Yews aren't always bushy enough for a space you want to be really green

We already had a spruce from our early days here which everybody felt should stay as a carryover from that time, and it is nice to tie that in.

Spruce trees are not quite as soft as they look - the needles are in fact a bit stabby - but I keep wanting to hug these two anyway.  They are just so bunchy!

*I've had problems with sickly boxwood for years and thought it was just me so now I feel so much better about myself.  Again: hats off to Claire.

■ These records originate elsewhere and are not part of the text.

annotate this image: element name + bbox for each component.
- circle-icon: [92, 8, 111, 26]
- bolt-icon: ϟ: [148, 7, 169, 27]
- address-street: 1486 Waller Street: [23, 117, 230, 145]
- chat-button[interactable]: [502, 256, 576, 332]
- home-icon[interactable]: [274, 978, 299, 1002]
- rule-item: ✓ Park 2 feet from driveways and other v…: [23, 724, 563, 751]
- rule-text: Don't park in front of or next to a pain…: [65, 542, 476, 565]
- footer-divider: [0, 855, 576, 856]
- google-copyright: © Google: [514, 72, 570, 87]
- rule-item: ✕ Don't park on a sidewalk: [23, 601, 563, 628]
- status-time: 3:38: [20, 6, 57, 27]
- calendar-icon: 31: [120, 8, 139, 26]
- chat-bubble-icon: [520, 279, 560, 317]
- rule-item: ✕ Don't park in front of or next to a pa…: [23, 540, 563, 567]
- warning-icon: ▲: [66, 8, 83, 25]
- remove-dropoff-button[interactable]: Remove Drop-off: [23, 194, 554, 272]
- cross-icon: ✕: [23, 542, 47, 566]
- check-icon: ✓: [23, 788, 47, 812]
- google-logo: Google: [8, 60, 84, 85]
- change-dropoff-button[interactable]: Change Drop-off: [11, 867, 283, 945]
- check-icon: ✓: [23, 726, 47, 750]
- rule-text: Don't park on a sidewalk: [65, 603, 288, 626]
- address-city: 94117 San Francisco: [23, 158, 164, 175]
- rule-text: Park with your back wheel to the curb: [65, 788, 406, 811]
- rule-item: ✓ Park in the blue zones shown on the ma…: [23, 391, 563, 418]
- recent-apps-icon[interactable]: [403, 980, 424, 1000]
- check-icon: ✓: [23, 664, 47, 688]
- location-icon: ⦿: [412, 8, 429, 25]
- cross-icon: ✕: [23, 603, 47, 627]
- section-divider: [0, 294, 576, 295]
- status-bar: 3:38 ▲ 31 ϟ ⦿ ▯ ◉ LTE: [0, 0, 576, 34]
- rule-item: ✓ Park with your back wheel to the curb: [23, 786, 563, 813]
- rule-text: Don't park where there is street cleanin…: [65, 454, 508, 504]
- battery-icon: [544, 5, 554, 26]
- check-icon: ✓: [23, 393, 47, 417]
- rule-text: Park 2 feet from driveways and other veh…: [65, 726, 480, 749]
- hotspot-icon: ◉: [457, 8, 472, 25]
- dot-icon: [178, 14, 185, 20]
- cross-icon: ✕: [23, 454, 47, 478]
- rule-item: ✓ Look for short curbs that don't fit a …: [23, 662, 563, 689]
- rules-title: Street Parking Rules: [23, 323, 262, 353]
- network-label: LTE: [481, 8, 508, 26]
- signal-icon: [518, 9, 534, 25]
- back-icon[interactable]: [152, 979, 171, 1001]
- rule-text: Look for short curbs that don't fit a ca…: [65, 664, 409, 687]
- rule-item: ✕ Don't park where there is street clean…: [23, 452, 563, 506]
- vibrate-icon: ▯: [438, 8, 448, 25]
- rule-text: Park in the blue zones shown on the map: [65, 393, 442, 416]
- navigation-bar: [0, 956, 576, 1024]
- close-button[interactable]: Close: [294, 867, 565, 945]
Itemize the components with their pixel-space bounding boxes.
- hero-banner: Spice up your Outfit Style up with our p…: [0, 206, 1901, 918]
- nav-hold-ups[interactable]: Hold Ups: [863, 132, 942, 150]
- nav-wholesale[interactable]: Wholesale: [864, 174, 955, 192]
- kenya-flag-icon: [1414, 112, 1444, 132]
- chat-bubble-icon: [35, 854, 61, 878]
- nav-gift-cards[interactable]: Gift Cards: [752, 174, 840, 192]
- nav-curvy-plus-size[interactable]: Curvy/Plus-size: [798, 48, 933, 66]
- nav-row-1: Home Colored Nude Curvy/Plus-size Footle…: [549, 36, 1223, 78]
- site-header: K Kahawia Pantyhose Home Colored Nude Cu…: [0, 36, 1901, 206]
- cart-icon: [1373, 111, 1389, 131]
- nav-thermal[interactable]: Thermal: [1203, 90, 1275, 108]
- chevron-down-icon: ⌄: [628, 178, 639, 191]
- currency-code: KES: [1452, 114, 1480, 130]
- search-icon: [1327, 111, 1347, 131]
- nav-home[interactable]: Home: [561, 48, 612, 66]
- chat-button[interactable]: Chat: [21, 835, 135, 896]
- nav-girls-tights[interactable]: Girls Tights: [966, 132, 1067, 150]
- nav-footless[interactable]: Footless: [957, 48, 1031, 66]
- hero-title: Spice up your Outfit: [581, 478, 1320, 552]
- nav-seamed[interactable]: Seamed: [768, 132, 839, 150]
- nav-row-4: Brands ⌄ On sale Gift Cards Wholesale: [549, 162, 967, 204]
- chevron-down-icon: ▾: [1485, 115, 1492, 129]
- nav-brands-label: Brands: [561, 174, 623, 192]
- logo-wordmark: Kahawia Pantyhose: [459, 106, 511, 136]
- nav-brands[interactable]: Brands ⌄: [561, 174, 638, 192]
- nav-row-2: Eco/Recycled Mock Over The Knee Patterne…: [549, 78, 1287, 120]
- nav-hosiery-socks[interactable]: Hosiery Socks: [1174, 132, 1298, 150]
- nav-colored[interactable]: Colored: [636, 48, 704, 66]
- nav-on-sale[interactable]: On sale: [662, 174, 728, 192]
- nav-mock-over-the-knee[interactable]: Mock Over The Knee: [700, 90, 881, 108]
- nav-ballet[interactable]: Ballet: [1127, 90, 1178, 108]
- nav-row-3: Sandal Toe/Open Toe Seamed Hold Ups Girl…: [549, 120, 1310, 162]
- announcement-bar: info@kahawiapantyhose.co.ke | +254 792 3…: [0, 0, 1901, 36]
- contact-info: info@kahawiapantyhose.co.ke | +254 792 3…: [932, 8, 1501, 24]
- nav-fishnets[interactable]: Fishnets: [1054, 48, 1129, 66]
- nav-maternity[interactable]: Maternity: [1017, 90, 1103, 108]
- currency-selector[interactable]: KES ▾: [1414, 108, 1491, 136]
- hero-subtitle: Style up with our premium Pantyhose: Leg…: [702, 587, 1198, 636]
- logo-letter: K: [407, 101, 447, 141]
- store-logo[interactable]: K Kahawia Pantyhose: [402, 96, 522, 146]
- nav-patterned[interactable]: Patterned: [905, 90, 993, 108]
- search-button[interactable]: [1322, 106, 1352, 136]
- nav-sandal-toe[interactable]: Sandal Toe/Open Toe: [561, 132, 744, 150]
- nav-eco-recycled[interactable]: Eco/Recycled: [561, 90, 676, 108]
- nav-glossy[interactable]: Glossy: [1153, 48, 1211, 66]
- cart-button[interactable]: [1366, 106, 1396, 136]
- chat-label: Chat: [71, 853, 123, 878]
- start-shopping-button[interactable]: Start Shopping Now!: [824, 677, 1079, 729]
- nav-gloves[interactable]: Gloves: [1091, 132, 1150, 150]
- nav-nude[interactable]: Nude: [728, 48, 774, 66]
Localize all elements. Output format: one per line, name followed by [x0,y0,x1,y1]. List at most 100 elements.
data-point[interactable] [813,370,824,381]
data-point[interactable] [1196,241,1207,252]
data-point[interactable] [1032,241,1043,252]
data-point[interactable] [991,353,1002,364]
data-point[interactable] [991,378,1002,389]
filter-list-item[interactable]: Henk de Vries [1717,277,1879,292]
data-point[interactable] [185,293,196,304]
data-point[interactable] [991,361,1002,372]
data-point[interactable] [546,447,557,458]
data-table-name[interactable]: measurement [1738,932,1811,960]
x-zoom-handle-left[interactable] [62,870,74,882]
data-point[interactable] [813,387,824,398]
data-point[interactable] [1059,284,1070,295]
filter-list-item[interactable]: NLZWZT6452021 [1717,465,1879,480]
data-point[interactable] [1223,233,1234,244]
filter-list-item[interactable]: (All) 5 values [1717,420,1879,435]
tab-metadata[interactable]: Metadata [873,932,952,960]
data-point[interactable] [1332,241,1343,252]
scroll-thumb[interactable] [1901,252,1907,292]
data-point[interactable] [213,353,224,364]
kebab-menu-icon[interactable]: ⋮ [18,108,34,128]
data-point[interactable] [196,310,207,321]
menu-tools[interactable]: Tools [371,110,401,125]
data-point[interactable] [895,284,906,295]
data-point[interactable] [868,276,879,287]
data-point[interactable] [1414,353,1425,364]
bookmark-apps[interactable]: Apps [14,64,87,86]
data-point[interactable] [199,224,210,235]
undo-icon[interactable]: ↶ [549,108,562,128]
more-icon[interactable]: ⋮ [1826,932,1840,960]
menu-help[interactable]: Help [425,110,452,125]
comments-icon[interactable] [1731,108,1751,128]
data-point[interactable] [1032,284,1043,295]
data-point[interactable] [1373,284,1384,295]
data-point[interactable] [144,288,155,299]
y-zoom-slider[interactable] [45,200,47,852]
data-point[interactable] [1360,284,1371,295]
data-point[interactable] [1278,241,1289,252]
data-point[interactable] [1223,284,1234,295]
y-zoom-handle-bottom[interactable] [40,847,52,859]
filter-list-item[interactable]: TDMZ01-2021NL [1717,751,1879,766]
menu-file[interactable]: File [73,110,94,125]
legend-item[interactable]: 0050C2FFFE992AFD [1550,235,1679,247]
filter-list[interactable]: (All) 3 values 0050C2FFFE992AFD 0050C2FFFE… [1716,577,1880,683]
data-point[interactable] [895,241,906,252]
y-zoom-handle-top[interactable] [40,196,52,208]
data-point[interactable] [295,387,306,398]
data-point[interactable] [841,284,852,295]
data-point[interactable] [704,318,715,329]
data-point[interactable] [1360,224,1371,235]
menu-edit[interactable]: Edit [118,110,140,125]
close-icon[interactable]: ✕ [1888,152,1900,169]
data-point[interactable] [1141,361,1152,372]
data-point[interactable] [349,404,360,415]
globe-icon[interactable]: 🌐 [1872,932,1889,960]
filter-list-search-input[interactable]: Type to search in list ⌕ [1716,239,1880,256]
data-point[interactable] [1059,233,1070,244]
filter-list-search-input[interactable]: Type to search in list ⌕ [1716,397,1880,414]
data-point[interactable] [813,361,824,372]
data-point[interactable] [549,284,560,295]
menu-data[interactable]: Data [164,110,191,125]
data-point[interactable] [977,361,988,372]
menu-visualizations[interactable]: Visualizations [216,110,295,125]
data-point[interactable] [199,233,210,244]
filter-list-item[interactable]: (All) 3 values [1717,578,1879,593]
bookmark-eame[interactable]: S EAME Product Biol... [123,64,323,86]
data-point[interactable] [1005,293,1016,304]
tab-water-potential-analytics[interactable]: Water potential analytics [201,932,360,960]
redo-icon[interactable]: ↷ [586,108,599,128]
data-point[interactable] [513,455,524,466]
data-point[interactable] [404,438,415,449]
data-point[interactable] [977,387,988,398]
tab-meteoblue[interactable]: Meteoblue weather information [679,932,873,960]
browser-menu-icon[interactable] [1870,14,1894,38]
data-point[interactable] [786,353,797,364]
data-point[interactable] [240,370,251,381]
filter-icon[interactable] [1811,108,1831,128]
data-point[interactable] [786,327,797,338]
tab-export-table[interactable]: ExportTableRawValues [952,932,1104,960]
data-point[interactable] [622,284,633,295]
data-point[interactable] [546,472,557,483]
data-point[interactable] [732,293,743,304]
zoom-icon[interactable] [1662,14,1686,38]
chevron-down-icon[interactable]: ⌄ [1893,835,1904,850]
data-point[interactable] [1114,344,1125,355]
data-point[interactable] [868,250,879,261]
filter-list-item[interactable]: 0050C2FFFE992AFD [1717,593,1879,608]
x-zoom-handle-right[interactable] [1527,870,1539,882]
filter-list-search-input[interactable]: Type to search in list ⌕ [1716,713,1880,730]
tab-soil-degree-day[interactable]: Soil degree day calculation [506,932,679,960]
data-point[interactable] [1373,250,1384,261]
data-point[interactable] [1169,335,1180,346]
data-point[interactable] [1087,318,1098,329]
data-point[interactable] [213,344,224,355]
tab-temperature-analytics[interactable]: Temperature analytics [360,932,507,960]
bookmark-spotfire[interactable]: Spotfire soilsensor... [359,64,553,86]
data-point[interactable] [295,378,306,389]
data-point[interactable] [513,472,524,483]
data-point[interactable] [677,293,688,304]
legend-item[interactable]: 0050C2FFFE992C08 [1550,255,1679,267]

The white is VERY white - Benjamin Moore's 'Chantilly Lace' which has no undertones - and what is particularly great is that some of what's out there is pressure treated wood protected with opaque stain we had tinted to that colour, and some of it is previously-painted wood we covered with flat paint tinted the same colour so it looks like it's all the same finish.
I will probably say this if I ever get around to doing a post on paint, but we use Ben grade paint now, rather than the top of the line Aura from Benjamin Moore.  Aura is designed to dry very very quickly, which I guess is a plus?  But I'm a fast painter and the drying time is still too speedy for me to finish a section without peeling some off as I got over it with the next overlapping swipe.  Even Ray couldn't get a decent finish with it.  So now we pay less and have better results.  Win win!

Anyway, to return to the top of this post: the bright, stark white of Chantilly Lace is effective because you can't not look at it.  No matter how much you want to see the oversized climbing equipment in the next yard, or the basketball net, or the Hydro truck creeping down the laneway beyond, you canNOT drag your eyes away from the pergola long enough to quite realize you are not, in fact, looking at a small garden room at the back of a pretty house in an English village.

And that whole deception should get a lot easier to believe after we get the finishing touches on next spring.

I should have told my friend that when he asked what the pergola does, don't you think?  I should have said, It makes our home our home, the way we always imagined it.

And in case you were missing the front porch after all the talk about the back yard, here it is:


The front porch was SUCH a nightmare to rebuild.  I didn't want to have to go on with the constant maintenance we used to have to do - scraping and painting the wood every summer - so we actually bought and paid for delivery of vinyl railings that turned out to look utterly awful, as well as impossible to put together properly.  We had to eat that whole expense, and start over with wood, which Ray had to improvise into a hefty handrail because there was no such thing available ready made.

(What he came up with was a genius solution and sometime when there's no snowstorm outside, if you're interested, I will take pictures and explain.  For now: let's just think grateful thoughts of Ray and also throw some serious side eye at the raccoons who climbed all over the handrails one night last summer and gouged claw holes into part of it.)


Looking at the beautiful shadows across the floor of the porch in that picture reminds me of my old life when this house was tiny and I was a knitting fiend, publishing posts here every day of something new I was working on, usually with images of them posed on the front porch (and especially in the shadows from the pickets!)  I had inexhaustible energy, and people started their day reading my words on purpose because it was a happy way to begin - that meant so much to me.

The online world has changed a lot since then... Instagram wasn't even a thing at the time, or else not as big a thing.  Pictures have become much more important to people than words, don't you find?

I'm still trying to figure out my new life, now that it doesn't revolve around renovation or lighting selection.  I am writing more now (yay!) and knitting less (wha?), unsure of what among the things I'm doing will interest people, and still dealing with the loss of my old computer/camera setup that made it so easy to get pictures from creation to publication.

All of which is to say: sorry for the long absence, as well as the one that may well follow it!  And especially: thanks for dropping in to read this Hug.


Take care of yourself and I hope we meet up here again soon!